DEX counselled B and his family and supported him through a difficult year as B came to terms with the fact that he needed to continue his education. B later signed up for a class for unemployed young people whilst waiting to enrol for college the following academic year. Support was given to him to use public transport and to find his way to and from college as he had no experience of making the short trip into town.
B is said to have Asperger Syndrome in addition to being deaf. He reluctantly attended a group of deaf young people who made up DEX’s Deaf Youth Council, and enjoyed the social activity. However, the Council was a short term project, so he has had no other opportunity for supported assistance in making friends with deaf peers.
B is now at college and doing very well in his studies. He still continues to be socially isolated, and still never goes out of his home apart from to college or out with his family members.
Case Study C
C has Deaf parents and is part of an extensive Deaf family. She was having problems with bullying in her resourced mainstream school , mainly from the other deaf children.

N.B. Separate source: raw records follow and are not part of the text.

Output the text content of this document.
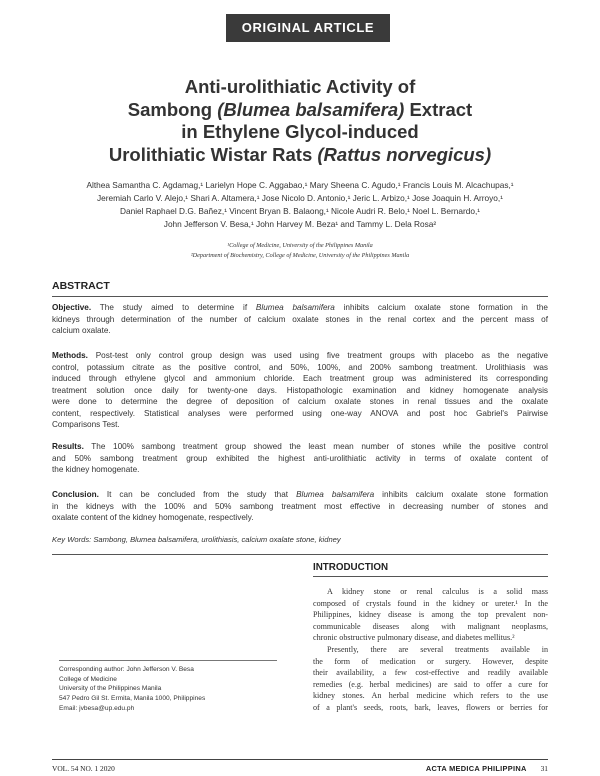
ORIGINAL ARTICLE
Anti-urolithiatic Activity of
Sambong (Blumea balsamifera) Extract
in Ethylene Glycol-induced
Urolithiatic Wistar Rats (Rattus norvegicus)
Althea Samantha C. Agdamag,¹ Larielyn Hope C. Aggabao,¹ Mary Sheena C. Agudo,¹ Francis Louis M. Alcachupas,¹
Jeremiah Carlo V. Alejo,¹ Shari A. Altamera,¹ Jose Nicolo D. Antonio,¹ Jeric L. Arbizo,¹ Jose Joaquin H. Arroyo,¹
Daniel Raphael D.G. Bañez,¹ Vincent Bryan B. Balaong,¹ Nicole Audri R. Belo,¹ Noel L. Bernardo,¹
John Jefferson V. Besa,¹ John Harvey M. Beza¹ and Tammy L. Dela Rosa²
¹College of Medicine, University of the Philippines Manila
²Department of Biochemistry, College of Medicine, University of the Philippines Manila
ABSTRACT
Objective. The study aimed to determine if Blumea balsamifera inhibits calcium oxalate stone formation in the
kidneys through determination of the number of calcium oxalate stones in the renal cortex and the percent mass of
calcium oxalate.
Methods. Post-test only control group design was used using five treatment groups with placebo as the negative
control, potassium citrate as the positive control, and 50%, 100%, and 200% sambong treatment. Urolithiasis was
induced through ethylene glycol and ammonium chloride. Each treatment group was administered its corresponding
treatment solution once daily for twenty-one days. Histopathologic examination and kidney homogenate analysis
were done to determine the degree of deposition of calcium oxalate stones in renal tissues and the oxalate
content, respectively. Statistical analyses were performed using one-way ANOVA and post hoc Gabriel's Pairwise
Comparisons Test.
Results. The 100% sambong treatment group showed the least mean number of stones while the positive control
and 50% sambong treatment group exhibited the highest anti-urolithiatic activity in terms of oxalate content of
the kidney homogenate.
Conclusion. It can be concluded from the study that Blumea balsamifera inhibits calcium oxalate stone formation
in the kidneys with the 100% and 50% sambong treatment most effective in decreasing number of stones and
oxalate content of the kidney homogenate, respectively.
Key Words: Sambong, Blumea balsamifera, urolithiasis, calcium oxalate stone, kidney
INTRODUCTION
A kidney stone or renal calculus is a solid mass
composed of crystals found in the kidney or ureter.¹ In the
Philippines, kidney disease is among the top prevalent non-
communicable diseases along with malignant neoplasms,
chronic obstructive pulmonary disease, and diabetes mellitus.²
Presently, there are several treatments available in
the form of medication or surgery. However, despite
their availability, a few cost-effective and readily available
remedies (e.g. herbal medicines) are said to offer a cure for
kidney stones. An herbal medicine which refers to the use
of a plant's seeds, roots, bark, leaves, flowers or berries for
Corresponding author: John Jefferson V. Besa
College of Medicine
University of the Philippines Manila
547 Pedro Gil St. Ermita, Manila 1000, Philippines
Email: jvbesa@up.edu.ph
VOL. 54 NO. 1 2020	ACTA MEDICA PHILIPPINA 31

DEX supported her at her Annual Review meeting and it was agreed as part of her Statement that it provided a range of services:
- Training for deaf children on what bullying is, the consequences of being bullied and how to deal with bullying
- Training for hearing children who were being bullied or were the perpetrators of bullying
- Training of teachers (mainstream and specialist) on dealing with bullying and harassment
- Support in writing a new school Bullying policy.

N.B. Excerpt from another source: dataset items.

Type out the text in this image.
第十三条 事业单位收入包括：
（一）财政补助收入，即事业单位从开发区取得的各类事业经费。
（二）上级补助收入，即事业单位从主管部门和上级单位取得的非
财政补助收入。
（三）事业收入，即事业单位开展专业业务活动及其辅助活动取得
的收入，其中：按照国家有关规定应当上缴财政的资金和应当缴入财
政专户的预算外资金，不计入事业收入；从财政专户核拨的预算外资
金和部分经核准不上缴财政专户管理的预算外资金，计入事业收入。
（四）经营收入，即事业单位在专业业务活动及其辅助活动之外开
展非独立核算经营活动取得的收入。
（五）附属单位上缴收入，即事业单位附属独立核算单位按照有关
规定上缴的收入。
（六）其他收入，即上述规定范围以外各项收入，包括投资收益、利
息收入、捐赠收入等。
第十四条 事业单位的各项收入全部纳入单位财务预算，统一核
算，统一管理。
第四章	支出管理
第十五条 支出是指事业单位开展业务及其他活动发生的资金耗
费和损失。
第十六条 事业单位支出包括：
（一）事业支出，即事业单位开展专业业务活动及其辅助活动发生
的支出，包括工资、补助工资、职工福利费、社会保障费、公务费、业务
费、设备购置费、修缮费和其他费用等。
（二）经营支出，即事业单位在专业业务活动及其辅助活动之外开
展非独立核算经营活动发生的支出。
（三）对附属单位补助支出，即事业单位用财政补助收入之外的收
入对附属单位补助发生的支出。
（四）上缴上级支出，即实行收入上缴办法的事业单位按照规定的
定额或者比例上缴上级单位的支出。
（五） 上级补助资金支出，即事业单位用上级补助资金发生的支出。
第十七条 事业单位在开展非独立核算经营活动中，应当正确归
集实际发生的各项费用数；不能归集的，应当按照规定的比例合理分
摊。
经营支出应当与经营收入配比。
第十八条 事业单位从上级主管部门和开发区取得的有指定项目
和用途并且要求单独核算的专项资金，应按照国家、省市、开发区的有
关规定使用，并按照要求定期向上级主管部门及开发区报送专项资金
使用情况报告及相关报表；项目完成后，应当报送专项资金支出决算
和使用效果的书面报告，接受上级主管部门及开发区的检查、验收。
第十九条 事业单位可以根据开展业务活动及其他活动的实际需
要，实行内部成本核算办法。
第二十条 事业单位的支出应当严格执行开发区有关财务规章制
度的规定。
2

DEX received excellent testimonials for all aspects of the general bullying strategy.
In addition to supporting C’s family with bullying, DEX addressed the family’s concern about the low level of support she receives via BSL in school. The Communication Support Worker (CSW) had an NVQ Level 2 in BSL which is roughly equivalent to a GCSE. All professionals working in schools are expected to have at least one degree but this is not a national standard for CSWs.

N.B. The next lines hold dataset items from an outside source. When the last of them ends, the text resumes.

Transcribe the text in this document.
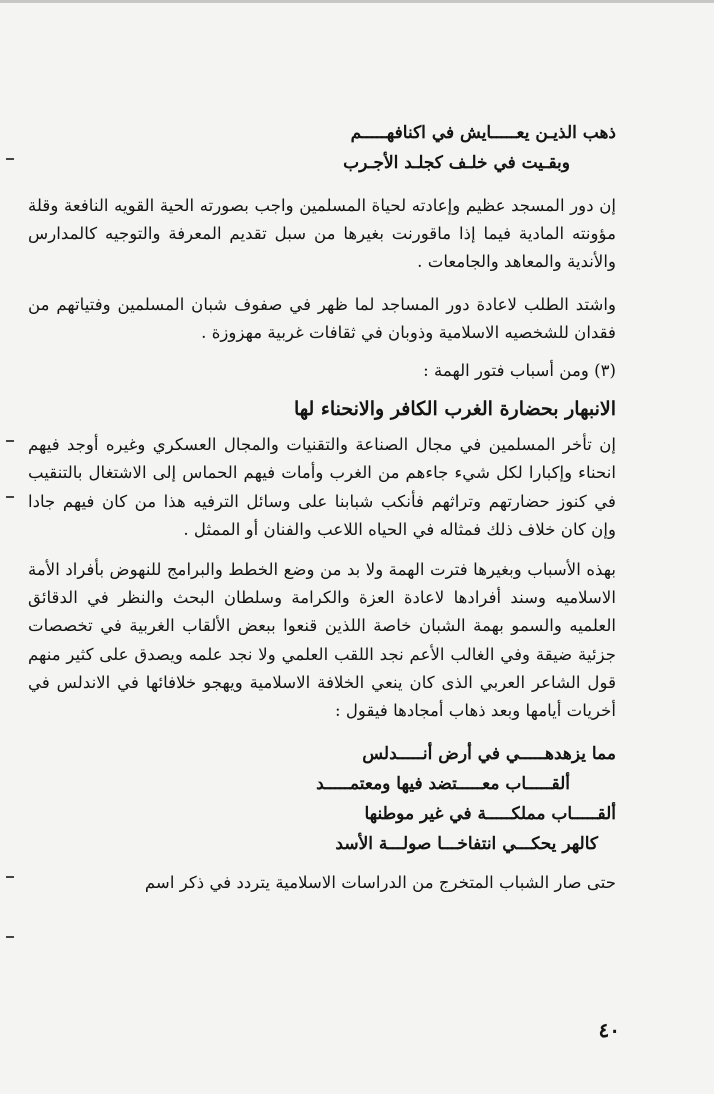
ذهب الذيـن يعـــــايش في اكنافهـــــم
وبقـيت في خلـف كجلـد الأجـرب

إن دور المسجد عظيم وإعادته لحياة المسلمين واجب بصورته الحية القويه النافعة وقلة مؤونته المادية فيما إذا ماقورنت بغيرها من سبل تقديم المعرفة والتوجيه كالمدارس والأندية والمعاهد والجامعات .

واشتد الطلب لاعادة دور المساجد لما ظهر في صفوف شبان المسلمين وفتياتهم من فقدان للشخصيه الاسلامية وذوبان في ثقافات غربية مهزوزة .

(٣) ومن أسباب فتور الهمة :

الانبهار بحضارة الغرب الكافر والانحناء لها

إن تأخر المسلمين في مجال الصناعة والتقنيات والمجال العسكري وغيره أوجد فيهم انحناء وإكبارا لكل شيء جاءهم من الغرب وأمات فيهم الحماس إلى الاشتغال بالتنقيب في كنوز حضارتهم وتراثهم فأنكب شبابنا على وسائل الترفيه هذا من كان فيهم جادا وإن كان خلاف ذلك فمثاله في الحياه اللاعب والفنان أو الممثل .

بهذه الأسباب وبغيرها فترت الهمة ولا بد من وضع الخطط والبرامج للنهوض بأفراد الأمة الاسلاميه وسند أفرادها لاعادة العزة والكرامة وسلطان البحث والنظر في الدقائق العلميه والسمو بهمة الشبان خاصة اللذين قنعوا ببعض الألقاب الغربية في تخصصات جزئية ضيقة وفي الغالب الأعم نجد اللقب العلمي ولا نجد علمه ويصدق على كثير منهم قول الشاعر العربي الذى كان ينعي الخلافة الاسلامية ويهجو خلافائها في الاندلس في أخريات أيامها وبعد ذهاب أمجادها فيقول :

مما يزهدهـــــي في أرض أنـــــدلس
ألقـــــاب معـــــتضد فيها ومعتمـــــد
ألقـــــاب مملكـــــة في غير موطنها
كالهر يحكـــي انتفاخـــا صولـــة الأسد

حتى صار الشباب المتخرج من الدراسات الاسلامية يتردد في ذكر اسم

٤٠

It was agreed that CSW support would be provided at NVQ Level 3 in BSL, with progression to Level 4 (degree level). The CSW who was supporting C was initially sent on a Level 3 course which meant that C would not benefit from improved support for at least one academic year, impacting on her educational achievement. Subsequently the school stated that it would not be paying for the CSW to go on to Level 4 because it is considered that the CSW could leave due to better job prospects.
This is symptomatic of the national situation, which DEX wants to address by the introduction of a new post in education: that of BSL/English Educational Interpreters, with a minimum standard of NVQ Level 3 on entrance to the profession, and progression to a professional qualification of Member of the Registered Sign language Interpreter (MRSLI) through schools’ Continuing Professional Development (CPD).